Loans always have a negative impact on the economy in the long run, especially when it is not utilised in a productive way. The government failed to do so which has caused a burden on the economy.
As a well-known banker the contemporary finance minister has good relations with donor agencies abroad which has had a great impact on the government to go to IMF for financial assistance regardless of any plan on how to utilise the fund when acquired.
There is no plan on how to increase the revenue. They are only relying on foreign debt for budget deficit which has been a big disaster.
The main goal of the government was to inject money into the Benazir Income Support Programme and satisfy voters with targeted disbursement of funds to win the next general election. Another goal was to inject more money into the PSDP fund.
The IMF has also shown concerns over the government’s fiscal policy for this year and is hesitant to sign a new deal with the government because they think it is an election related to the fiscal budget.
They have also shown concern over declining reserves of the Central Bank which fell to Rs9.82 billion and will surely fall more because more foreign debt is due in the near future.

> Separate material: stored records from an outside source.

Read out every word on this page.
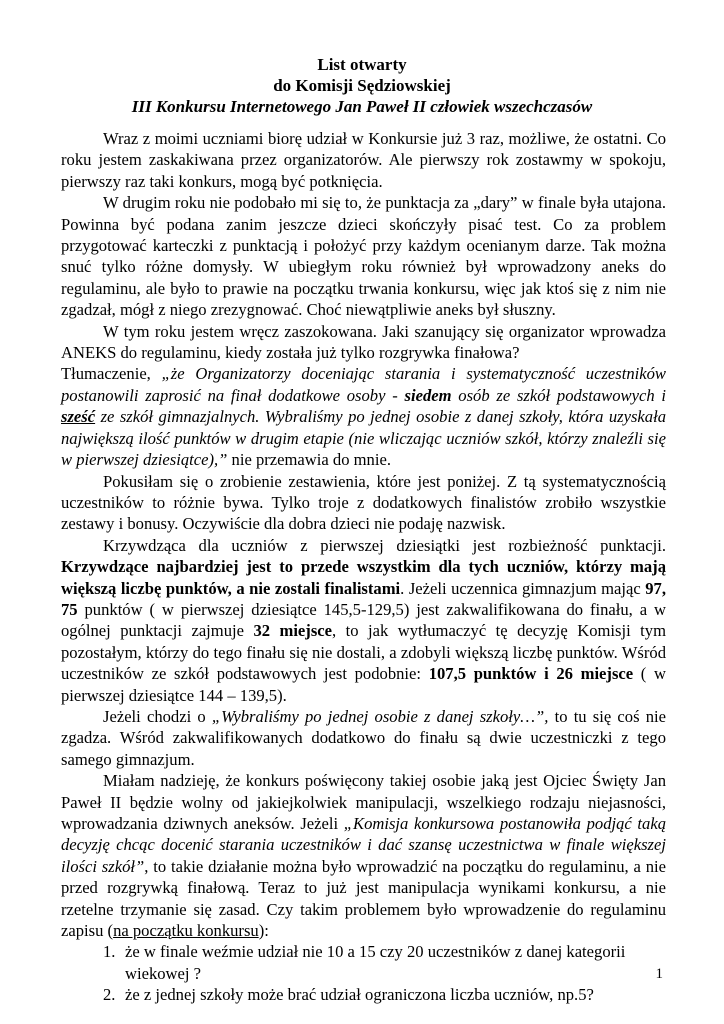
List otwarty
do Komisji Sędziowskiej
III Konkursu Internetowego Jan Paweł II człowiek wszechczasów

Wraz z moimi uczniami biorę udział w Konkursie już 3 raz, możliwe, że ostatni. Co roku jestem zaskakiwana przez organizatorów. Ale pierwszy rok zostawmy w spokoju, pierwszy raz taki konkurs, mogą być potknięcia.

W drugim roku nie podobało mi się to, że punktacja za „dary” w finale była utajona. Powinna być podana zanim jeszcze dzieci skończyły pisać test. Co za problem przygotować karteczki z punktacją i położyć przy każdym ocenianym darze. Tak można snuć tylko różne domysły. W ubiegłym roku również był wprowadzony aneks do regulaminu, ale było to prawie na początku trwania konkursu, więc jak ktoś się z nim nie zgadzał, mógł z niego zrezygnować. Choć niewątpliwie aneks był słuszny.

W tym roku jestem wręcz zaszokowana. Jaki szanujący się organizator wprowadza ANEKS do regulaminu, kiedy została już tylko rozgrywka finałowa?

Tłumaczenie, „że Organizatorzy doceniając starania i systematyczność uczestników postanowili zaprosić na finał dodatkowe osoby - siedem osób ze szkół podstawowych i sześć ze szkół gimnazjalnych. Wybraliśmy po jednej osobie z danej szkoły, która uzyskała największą ilość punktów w drugim etapie (nie wliczając uczniów szkół, którzy znaleźli się w pierwszej dziesiątce),” nie przemawia do mnie.

Pokusiłam się o zrobienie zestawienia, które jest poniżej. Z tą systematycznością uczestników to różnie bywa. Tylko troje z dodatkowych finalistów zrobiło wszystkie zestawy i bonusy. Oczywiście dla dobra dzieci nie podaję nazwisk.

Krzywdząca dla uczniów z pierwszej dziesiątki jest rozbieżność punktacji. Krzywdzące najbardziej jest to przede wszystkim dla tych uczniów, którzy mają większą liczbę punktów, a nie zostali finalistami. Jeżeli uczennica gimnazjum mając 97, 75 punktów ( w pierwszej dziesiątce 145,5-129,5) jest zakwalifikowana do finału, a w ogólnej punktacji zajmuje 32 miejsce, to jak wytłumaczyć tę decyzję Komisji tym pozostałym, którzy do tego finału się nie dostali, a zdobyli większą liczbę punktów. Wśród uczestników ze szkół podstawowych jest podobnie: 107,5 punktów i 26 miejsce ( w pierwszej dziesiątce 144 – 139,5).

Jeżeli chodzi o „Wybraliśmy po jednej osobie z danej szkoły…”, to tu się coś nie zgadza. Wśród zakwalifikowanych dodatkowo do finału są dwie uczestniczki z tego samego gimnazjum.

Miałam nadzieję, że konkurs poświęcony takiej osobie jaką jest Ojciec Święty Jan Paweł II będzie wolny od jakiejkolwiek manipulacji, wszelkiego rodzaju niejasności, wprowadzania dziwnych aneksów. Jeżeli „Komisja konkursowa postanowiła podjąć taką decyzję chcąc docenić starania uczestników i dać szansę uczestnictwa w finale większej ilości szkół”, to takie działanie można było wprowadzić na początku do regulaminu, a nie przed rozgrywką finałową. Teraz to już jest manipulacja wynikami konkursu, a nie rzetelne trzymanie się zasad. Czy takim problemem było wprowadzenie do regulaminu zapisu (na początku konkursu):

1. że w finale weźmie udział nie 10 a 15 czy 20 uczestników z danej kategorii wiekowej ?
2. że z jednej szkoły może brać udział ograniczona liczba uczniów, np.5?
1
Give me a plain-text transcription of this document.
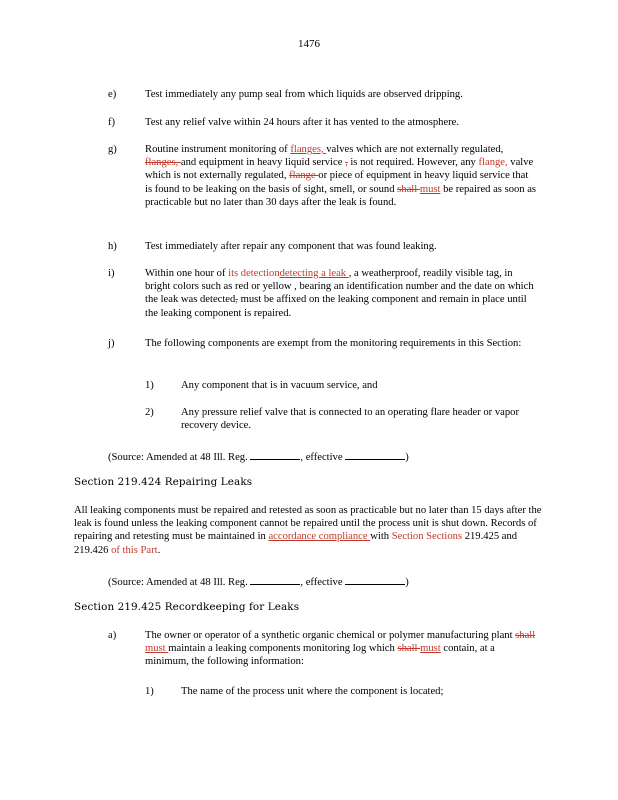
1476
e)	Test immediately any pump seal from which liquids are observed dripping.
f)	Test any relief valve within 24 hours after it has vented to the atmosphere.
g)	Routine instrument monitoring of flanges, valves which are not externally regulated, flanges, and equipment in heavy liquid service , is not required. However, any flange, valve which is not externally regulated, flange or piece of equipment in heavy liquid service that is found to be leaking on the basis of sight, smell, or sound shall must be repaired as soon as practicable but no later than 30 days after the leak is found.
h)	Test immediately after repair any component that was found leaking.
i)	Within one hour of its detectiondetecting a leak , a weatherproof, readily visible tag, in bright colors such as red or yellow , bearing an identification number and the date on which the leak was detected, must be affixed on the leaking component and remain in place until the leaking component is repaired.
j)	The following components are exempt from the monitoring requirements in this Section:
1)	Any component that is in vacuum service, and
2)	Any pressure relief valve that is connected to an operating flare header or vapor recovery device.
(Source: Amended at 48 Ill. Reg.	, effective	)
Section 219.424 Repairing Leaks
All leaking components must be repaired and retested as soon as practicable but no later than 15 days after the leak is found unless the leaking component cannot be repaired until the process unit is shut down. Records of repairing and retesting must be maintained in accordance compliance with Section Sections 219.425 and 219.426 of this Part.
(Source: Amended at 48 Ill. Reg.	, effective	)
Section 219.425 Recordkeeping for Leaks
a)	The owner or operator of a synthetic organic chemical or polymer manufacturing plant shall must maintain a leaking components monitoring log which shall must contain, at a minimum, the following information:
1)	The name of the process unit where the component is located;
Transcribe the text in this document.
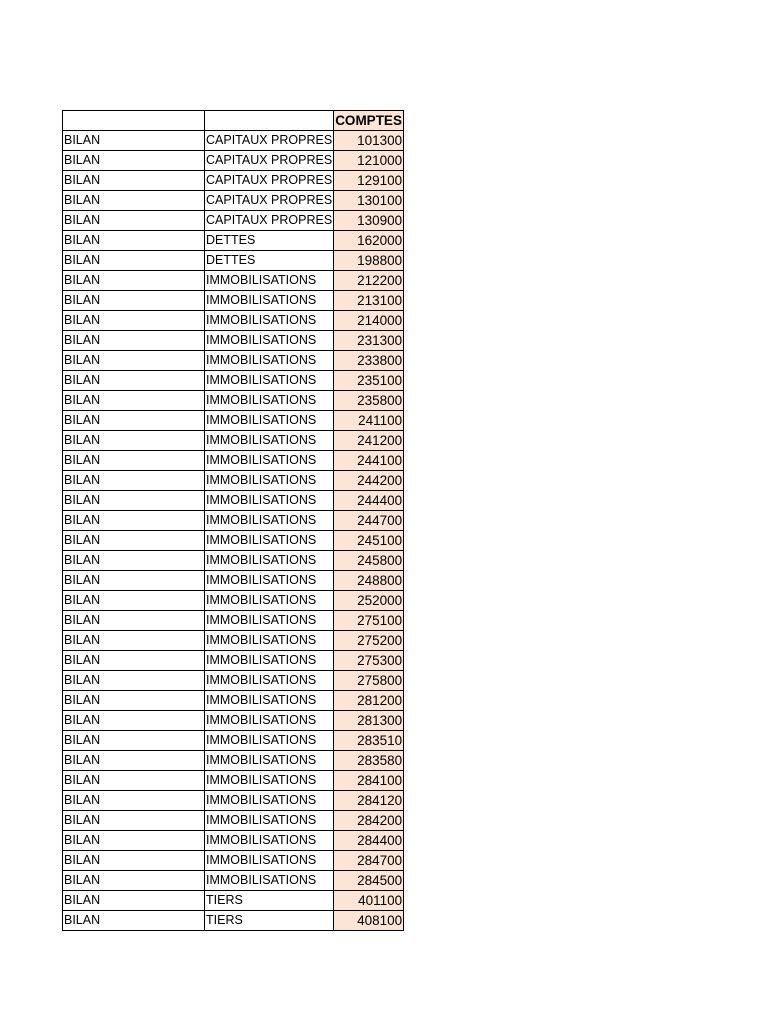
		COMPTES
BILAN	CAPITAUX PROPRES	101300
BILAN	CAPITAUX PROPRES	121000
BILAN	CAPITAUX PROPRES	129100
BILAN	CAPITAUX PROPRES	130100
BILAN	CAPITAUX PROPRES	130900
BILAN	DETTES	162000
BILAN	DETTES	198800
BILAN	IMMOBILISATIONS	212200
BILAN	IMMOBILISATIONS	213100
BILAN	IMMOBILISATIONS	214000
BILAN	IMMOBILISATIONS	231300
BILAN	IMMOBILISATIONS	233800
BILAN	IMMOBILISATIONS	235100
BILAN	IMMOBILISATIONS	235800
BILAN	IMMOBILISATIONS	241100
BILAN	IMMOBILISATIONS	241200
BILAN	IMMOBILISATIONS	244100
BILAN	IMMOBILISATIONS	244200
BILAN	IMMOBILISATIONS	244400
BILAN	IMMOBILISATIONS	244700
BILAN	IMMOBILISATIONS	245100
BILAN	IMMOBILISATIONS	245800
BILAN	IMMOBILISATIONS	248800
BILAN	IMMOBILISATIONS	252000
BILAN	IMMOBILISATIONS	275100
BILAN	IMMOBILISATIONS	275200
BILAN	IMMOBILISATIONS	275300
BILAN	IMMOBILISATIONS	275800
BILAN	IMMOBILISATIONS	281200
BILAN	IMMOBILISATIONS	281300
BILAN	IMMOBILISATIONS	283510
BILAN	IMMOBILISATIONS	283580
BILAN	IMMOBILISATIONS	284100
BILAN	IMMOBILISATIONS	284120
BILAN	IMMOBILISATIONS	284200
BILAN	IMMOBILISATIONS	284400
BILAN	IMMOBILISATIONS	284700
BILAN	IMMOBILISATIONS	284500
BILAN	TIERS	401100
BILAN	TIERS	408100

The window-dressing policy of the government has serious consequences when linked to the future. The newly-elected government during its first year will have no choice but to go to the IMF.
No reform has been brought by the finance minister who has only manipulated facts and figures and pleased his bosses and fooled the general public.
The current deficit will widen more and more when the fiscal year reaches its end because it is an election-oriented budget. Foreign debt payments are also due next year which will pose the next government with serious shortage of reserves.